What is this problem about?

The Path Sum III problem counts the number of paths in a binary tree that sum to a target, where paths can start and end at any node (not just root-to-leaf) but must go downward. This coding problem uses the prefix sum technique on tree paths — extending the array prefix sum pattern to DFS traversal. The DFS, binary tree, and tree interview pattern is the core.

Why is this asked in interviews?

Apple, Goldman Sachs, Microsoft, Meta, Amazon, TikTok, Google, and Bloomberg ask this because it demonstrates the powerful "prefix sum on tree paths" technique. The ability to generalize array prefix sums to trees separates strong candidates from average ones.

Algorithmic pattern used

DFS with prefix sum hash map. Maintain a hash map of prefix_sum → frequency along the current root-to-node path. At each node: compute new prefix sum = prev_prefix + node.val. Count paths ending here: map[prefix_sum - target]. Update map, recurse on children, undo map update on backtrack.

Example explanation

Tree: 10→(5→(3→(3,-2),2→(None,1)),-3→(None,11)). target=8. DFS paths with sum 8: (5→3), (5→2→1), (-3→11). Count = 3. Prefix sum approach: initialize map={0:1}. At node 10: sum=10, count+=map[10-8]=map[2]=0. At node 5: sum=15, count+=map[15-8]=map[7]=0. At node 3: sum=18, count+=map[10]=1... Continue for all paths.
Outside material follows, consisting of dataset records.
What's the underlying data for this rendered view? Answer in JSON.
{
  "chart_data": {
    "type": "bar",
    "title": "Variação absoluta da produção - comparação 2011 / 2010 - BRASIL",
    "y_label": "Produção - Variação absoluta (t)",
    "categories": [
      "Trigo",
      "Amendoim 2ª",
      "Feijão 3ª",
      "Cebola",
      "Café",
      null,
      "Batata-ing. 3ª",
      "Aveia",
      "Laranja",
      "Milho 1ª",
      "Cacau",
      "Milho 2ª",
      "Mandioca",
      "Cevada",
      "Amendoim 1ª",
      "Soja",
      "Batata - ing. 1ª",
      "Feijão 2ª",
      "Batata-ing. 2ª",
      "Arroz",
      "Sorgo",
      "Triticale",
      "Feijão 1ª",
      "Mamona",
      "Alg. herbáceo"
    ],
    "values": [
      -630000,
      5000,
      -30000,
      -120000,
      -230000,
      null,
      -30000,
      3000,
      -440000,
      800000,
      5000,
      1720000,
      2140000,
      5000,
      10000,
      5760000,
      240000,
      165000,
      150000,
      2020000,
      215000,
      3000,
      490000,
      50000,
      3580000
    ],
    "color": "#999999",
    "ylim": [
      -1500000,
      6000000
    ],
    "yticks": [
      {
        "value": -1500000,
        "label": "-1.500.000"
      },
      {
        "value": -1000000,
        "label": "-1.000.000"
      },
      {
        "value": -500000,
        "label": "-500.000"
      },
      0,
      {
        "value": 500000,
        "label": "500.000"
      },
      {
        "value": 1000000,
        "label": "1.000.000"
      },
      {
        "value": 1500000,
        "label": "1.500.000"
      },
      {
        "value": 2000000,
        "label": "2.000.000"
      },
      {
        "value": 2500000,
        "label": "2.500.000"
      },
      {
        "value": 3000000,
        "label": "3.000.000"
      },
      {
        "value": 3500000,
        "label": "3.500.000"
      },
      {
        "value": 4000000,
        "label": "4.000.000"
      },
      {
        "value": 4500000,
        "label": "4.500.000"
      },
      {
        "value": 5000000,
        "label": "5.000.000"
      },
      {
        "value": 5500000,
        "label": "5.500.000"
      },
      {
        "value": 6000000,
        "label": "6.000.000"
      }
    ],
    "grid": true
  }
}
Common mistakes candidates make

  • Not initializing the map with {0:1} (misses paths starting from root).
  • Forgetting to undo the map update on backtrack (creates incorrect counts for sibling subtrees).
  • Not decrementing the map count after DFS (not just not incrementing).
  • Confusing "path count" with "path sum" in the return values.

Interview preparation tip

Path Sum III's prefix-sum-on-trees technique is highly reusable. The critical steps: (1) init map with {0:1}, (2) at each node: query map[prefix_sum - target], add prefix_sum to map, recurse, undo map addition. The "undo" step is critical to avoid pollution of sibling paths. Practice this on "number of paths with sum k in a tree" and similar tree range-query problems.